Я сознавал, что новый монарх должен считать мои мысли своими. Однако внушить ему то, что я лишь исполняю его наказы, было весьма деликатным делом. Царь был отнюдь не простодушен. Но я оказался терпелив, а он оказался восприимчив.

Мы бы не поднялись из руин, если б ему не хватило мужества признать невыносимую истину: традиция стала жизнеопасна.

Надо было помочь и обществу быстрее справиться с унижением. Надо было найти свою формулу, емкую, точную и вдохновительную. Я вспоминал, как дядя мой, Пещуров, сказал мне, что «принципом легитимности» князь Талейран сохранил страну. Нынче мне предстояло увлечь ее.

Я долго искал подходящее слово. И я нашел его. Чем был горд. Итак:

— La Russie se recuit.

То есть:

— Россия сосредоточивается.

Тут было все — и самодостаточность, и сохранение лица, и трезвая, суровая мудрость: to save the dignity of the beggars. Была государственная задача, было и некое обязательство: мы обещаем себе и миру, что неуклонно сосредоточимся на неотложных своих трудах. Мы сосредоточим усилия, сделаем то, что необходимо. День наш придет, и мы воспрянем.

Я скоро почувствовал: я понят. И был готов исполнить свой долг.

9

Худо же стал ты спать, Горбунок. В юности лишь дойдешь до кровати, тут же и валишься как подрубленный. Еще не коснулся щекой подушки, а уже там, без видений и снов. Нынче к тебе и сон не идет. Мартовская тяжелая ночь сдавливает тебя, как ошейник. Чтоб стало хоть немного полегче, кличешь приятное воспоминание. Но все, что когда-то бодрило душу, так тесно сплетено с неудачей, что стало опасно к нему притронуться. Женитьба? Господи, пронеси… А все остальное? Ох, остальное… Эта бессонница — неспроста.

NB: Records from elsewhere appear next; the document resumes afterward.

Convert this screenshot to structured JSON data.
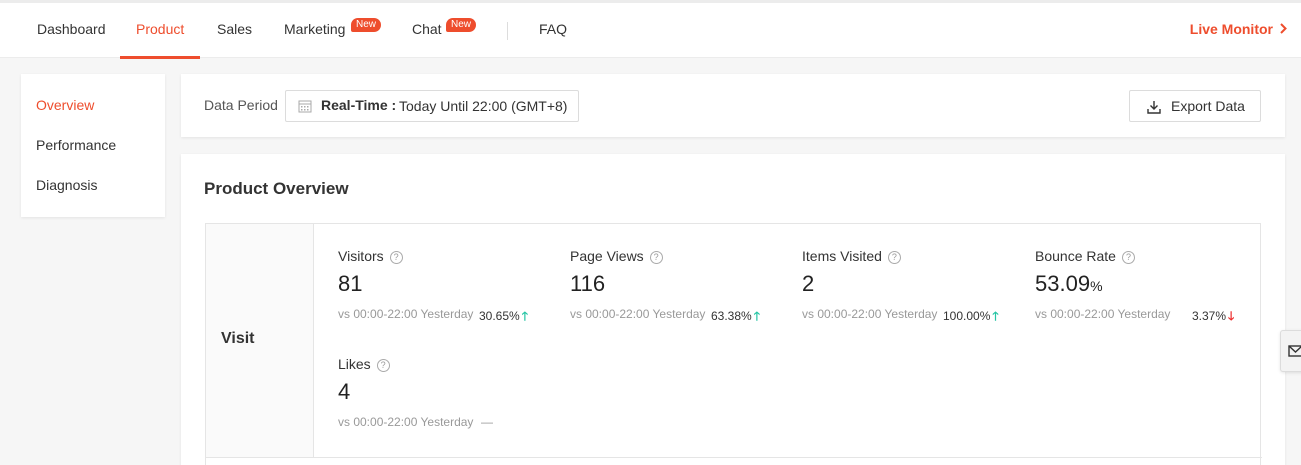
{
  "nav": {
    "items": [
      {
        "label": "Dashboard"
      },
      {
        "label": "Product"
      },
      {
        "label": "Sales"
      },
      {
        "label": "Marketing",
        "badge": "New"
      },
      {
        "label": "Chat",
        "badge": "New"
      },
      {
        "label": "FAQ"
      }
    ],
    "active": "Product",
    "live_monitor": "Live Monitor"
  },
  "sidebar": {
    "items": [
      {
        "label": "Overview"
      },
      {
        "label": "Performance"
      },
      {
        "label": "Diagnosis"
      }
    ],
    "active": "Overview"
  },
  "period": {
    "label": "Data Period",
    "mode": "Real-Time :",
    "range": "Today Until 22:00 (GMT+8)",
    "export_label": "Export Data"
  },
  "overview": {
    "title": "Product Overview",
    "group": "Visit",
    "metrics": [
      {
        "name": "Visitors",
        "value": "81",
        "unit": "",
        "compare": "vs 00:00-22:00 Yesterday",
        "change": "30.65%",
        "trend": "up"
      },
      {
        "name": "Page Views",
        "value": "116",
        "unit": "",
        "compare": "vs 00:00-22:00 Yesterday",
        "change": "63.38%",
        "trend": "up"
      },
      {
        "name": "Items Visited",
        "value": "2",
        "unit": "",
        "compare": "vs 00:00-22:00 Yesterday",
        "change": "100.00%",
        "trend": "up"
      },
      {
        "name": "Bounce Rate",
        "value": "53.09",
        "unit": "%",
        "compare": "vs 00:00-22:00 Yesterday",
        "change": "3.37%",
        "trend": "down"
      },
      {
        "name": "Likes",
        "value": "4",
        "unit": "",
        "compare": "vs 00:00-22:00 Yesterday",
        "change": "—",
        "trend": "none"
      }
    ]
  },
  "colors": {
    "accent": "#ee4d2d",
    "up": "#26c5a4",
    "down": "#ee2d2d"
  },
  "icons": {
    "calendar": "calendar-icon",
    "download": "download-icon",
    "chevron": "chevron-right-icon",
    "help": "question-circle-icon",
    "widget": "chat-envelope-icon"
  }
}
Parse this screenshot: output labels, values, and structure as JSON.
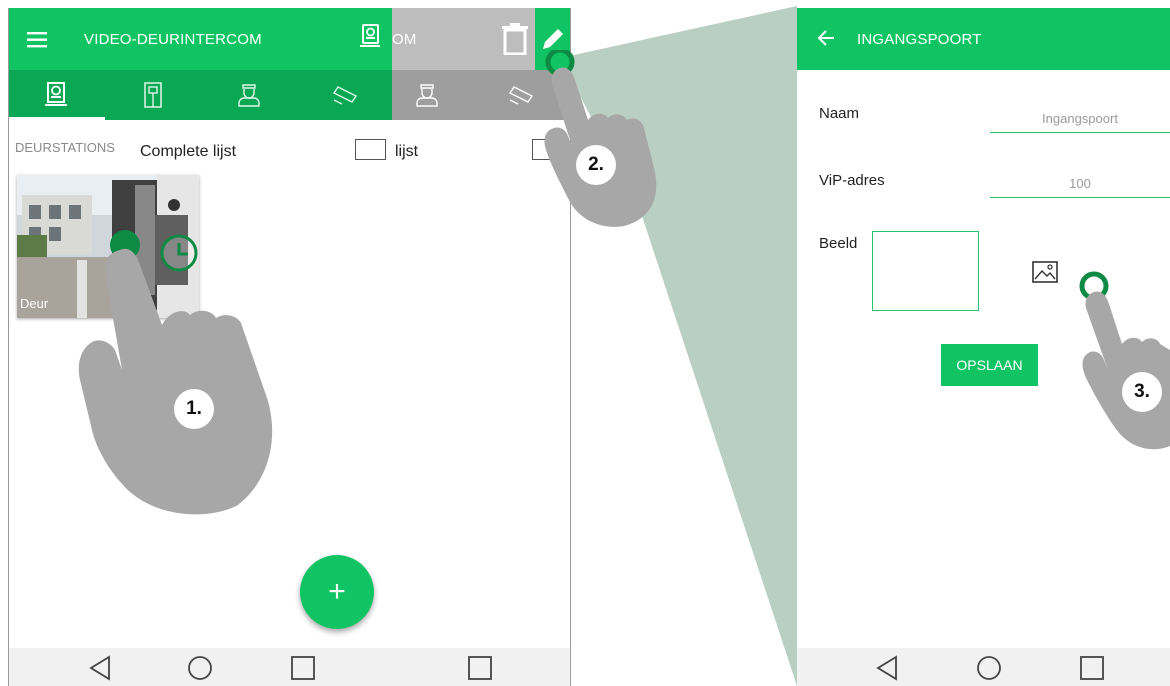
{
  "panel1": {
    "app_title": "VIDEO-DEURINTERCOM",
    "tabs": [
      "doorstation-tab",
      "door-tab",
      "guard-tab",
      "camera-tab"
    ],
    "section_label": "DEURSTATIONS",
    "list_title": "Complete lijst",
    "card": {
      "label": "Deur"
    },
    "fab_label": "+"
  },
  "panel2": {
    "title_fragment": "OM",
    "list_fragment": "lijst"
  },
  "panel3": {
    "title": "INGANGSPOORT",
    "fields": {
      "name_label": "Naam",
      "name_value": "Ingangspoort",
      "vip_label": "ViP-adres",
      "vip_value": "100",
      "image_label": "Beeld"
    },
    "save_label": "OPSLAAN"
  },
  "steps": [
    "1.",
    "2.",
    "3."
  ],
  "colors": {
    "accent": "#10c463",
    "accent_dark": "#0aa854",
    "funnel": "#b9cfc3",
    "hand": "#a7a7a7"
  }
}
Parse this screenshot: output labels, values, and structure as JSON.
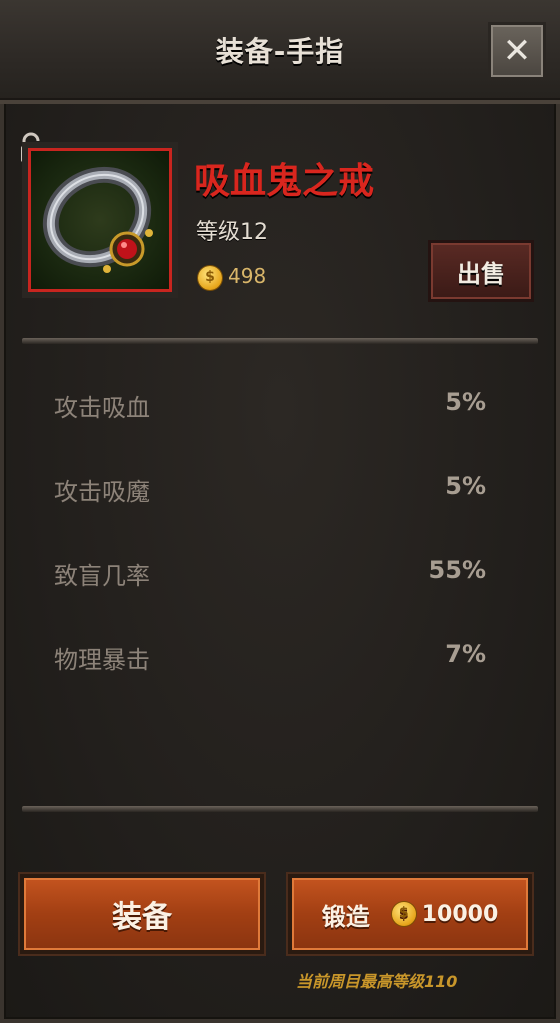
{
  "header": {
    "title": "装备-手指",
    "close_icon": "close-icon"
  },
  "item": {
    "name": "吸血鬼之戒",
    "level": "等级12",
    "price": "498",
    "icon": "vampire-ring-icon",
    "locked_icon": "lock-icon",
    "frame_color": "#c8251f",
    "sell_label": "出售"
  },
  "stats": [
    {
      "label": "攻击吸血",
      "value": "5%"
    },
    {
      "label": "攻击吸魔",
      "value": "5%"
    },
    {
      "label": "致盲几率",
      "value": "55%"
    },
    {
      "label": "物理暴击",
      "value": "7%"
    }
  ],
  "actions": {
    "equip_label": "装备",
    "forge_label": "锻造",
    "forge_cost": "10000"
  },
  "footnote": "当前周目最高等级110",
  "colors": {
    "name_red": "#d9261e",
    "button_orange": "#b14a17",
    "gold": "#e6a51a"
  }
}
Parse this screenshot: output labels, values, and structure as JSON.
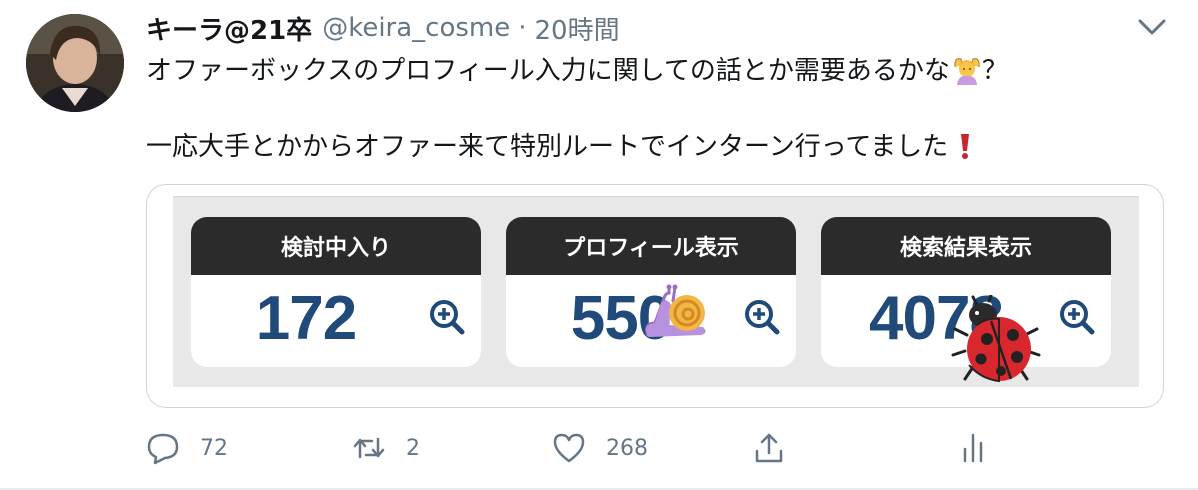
{
  "tweet": {
    "display_name": "キーラ@21卒",
    "handle": "@keira_cosme",
    "separator": "·",
    "time": "20時間",
    "lines": [
      "オファーボックスのプロフィール入力に関しての話とか需要あるかな",
      "一応大手とかからオファー来て特別ルートでインターン行ってました"
    ],
    "line1_suffix": "？"
  },
  "media": {
    "cards": [
      {
        "title": "検討中入り",
        "value": "172"
      },
      {
        "title": "プロフィール表示",
        "value": "550"
      },
      {
        "title": "検索結果表示",
        "value": "4078"
      }
    ],
    "stickers": [
      "snail-sticker",
      "ladybug-sticker"
    ]
  },
  "actions": {
    "reply_count": "72",
    "retweet_count": "2",
    "like_count": "268"
  },
  "icons": {
    "reply": "reply-icon",
    "retweet": "retweet-icon",
    "like": "heart-icon",
    "share": "share-icon",
    "analytics": "analytics-icon",
    "caret": "chevron-down-icon"
  },
  "colors": {
    "text": "#14171a",
    "muted": "#657786",
    "card_header": "#2b2b2b",
    "stat_number": "#1f4a7a",
    "border": "#ccd6dd"
  }
}
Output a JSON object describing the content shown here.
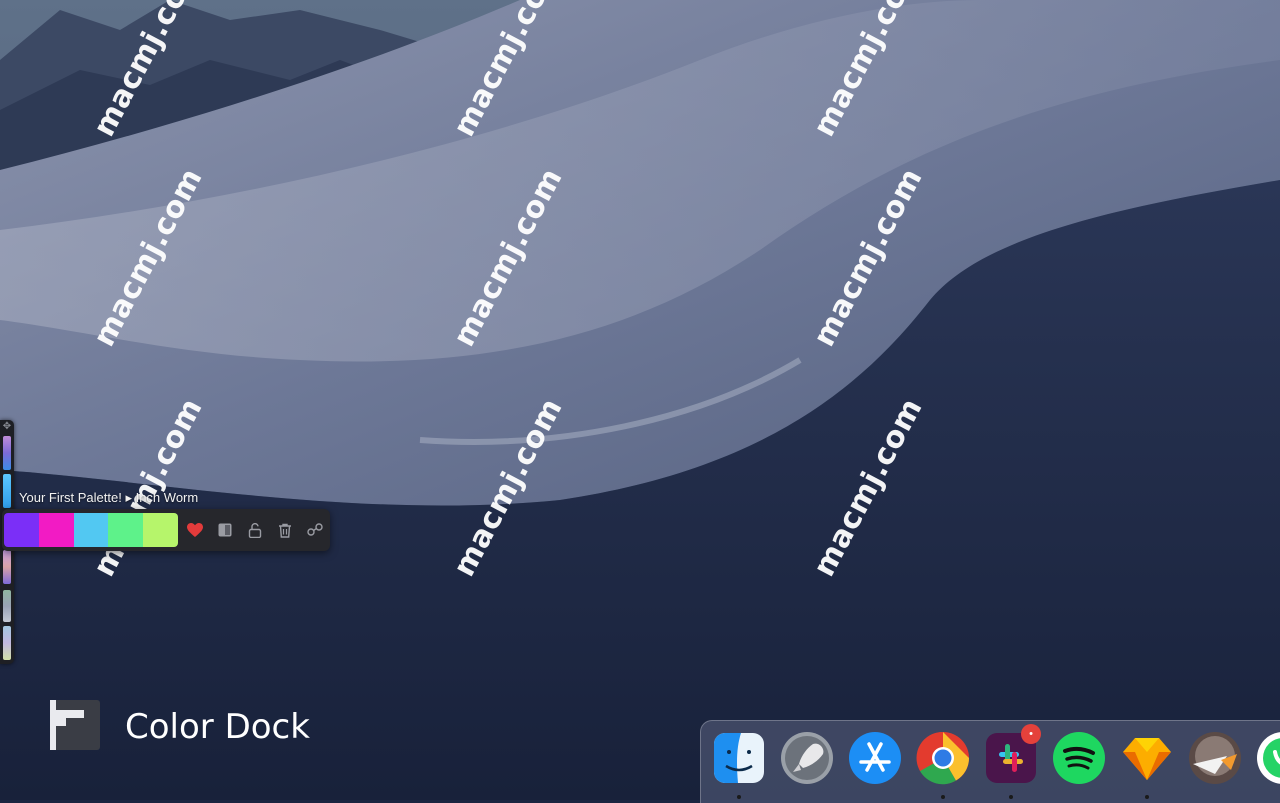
{
  "watermark_text": "macmj.com",
  "palette": {
    "label": "Your First Palette! ▸ Inch Worm",
    "colors": [
      "#7b2ff7",
      "#f21bc4",
      "#52c8f2",
      "#5ef28a",
      "#b6f56b"
    ],
    "strip_colors": [
      "#c08dd9",
      "#3a8de8",
      "#5cc8ff",
      "#c8a0e8",
      "#d9a2a6",
      "#8fb7a0",
      "#9aa3b5",
      "#a3c7e0"
    ]
  },
  "tools": [
    "heart-icon",
    "contrast-icon",
    "lock-icon",
    "trash-icon",
    "share-icon"
  ],
  "brand": {
    "title": "Color Dock"
  },
  "dock": {
    "apps": [
      {
        "name": "finder-icon",
        "running": true
      },
      {
        "name": "launchpad-icon",
        "running": false
      },
      {
        "name": "app-store-icon",
        "running": false
      },
      {
        "name": "chrome-icon",
        "running": true
      },
      {
        "name": "slack-icon",
        "running": true,
        "badge": "•"
      },
      {
        "name": "spotify-icon",
        "running": false
      },
      {
        "name": "sketch-icon",
        "running": true
      },
      {
        "name": "mail-icon",
        "running": false
      },
      {
        "name": "whatsapp-icon",
        "running": false
      }
    ]
  },
  "colors": {
    "accent_heart": "#e33b3b",
    "dock_bg": "#7f8aa8"
  }
}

Моя московская авантюра, пусть и не вернув равновесия, сильно захватила меня. Я не был своим человеком в столице, иначе был задуман и скроен, но, судя по всему, смена ритмов мне оказалась необходима.

Бугорин был верен закону землячества и еще больше — детской привязанности. Фонд посодействовал — было снято по сходной цене жилье в столице. Олег мне помог наладить быт. Он стал и добрым опекуном, и терпеливым собеседником.

Я был задиристым оппонентом, вносил в общение дух полемики, но он гасил в себе раздражение, старался меня образовать. Вхожий в кремлевские кабинеты, делился последними новостями и приобщал меня к сложной вязи придворных интриг, раздоров и сговоров.

Сотрудничая в Славянском фонде, я, в сущности, не был энтузиастом, фонд оставался лишь местом службы. Бугорин же неустанно подчеркивал, что это не служба, а служение. Однажды я высказал опасение, что вектор направлен в иную сторону и он рискует застрять на обочине. Бугорин насмешливо возразил: такое никогда не случится, он постоянно будет востребован.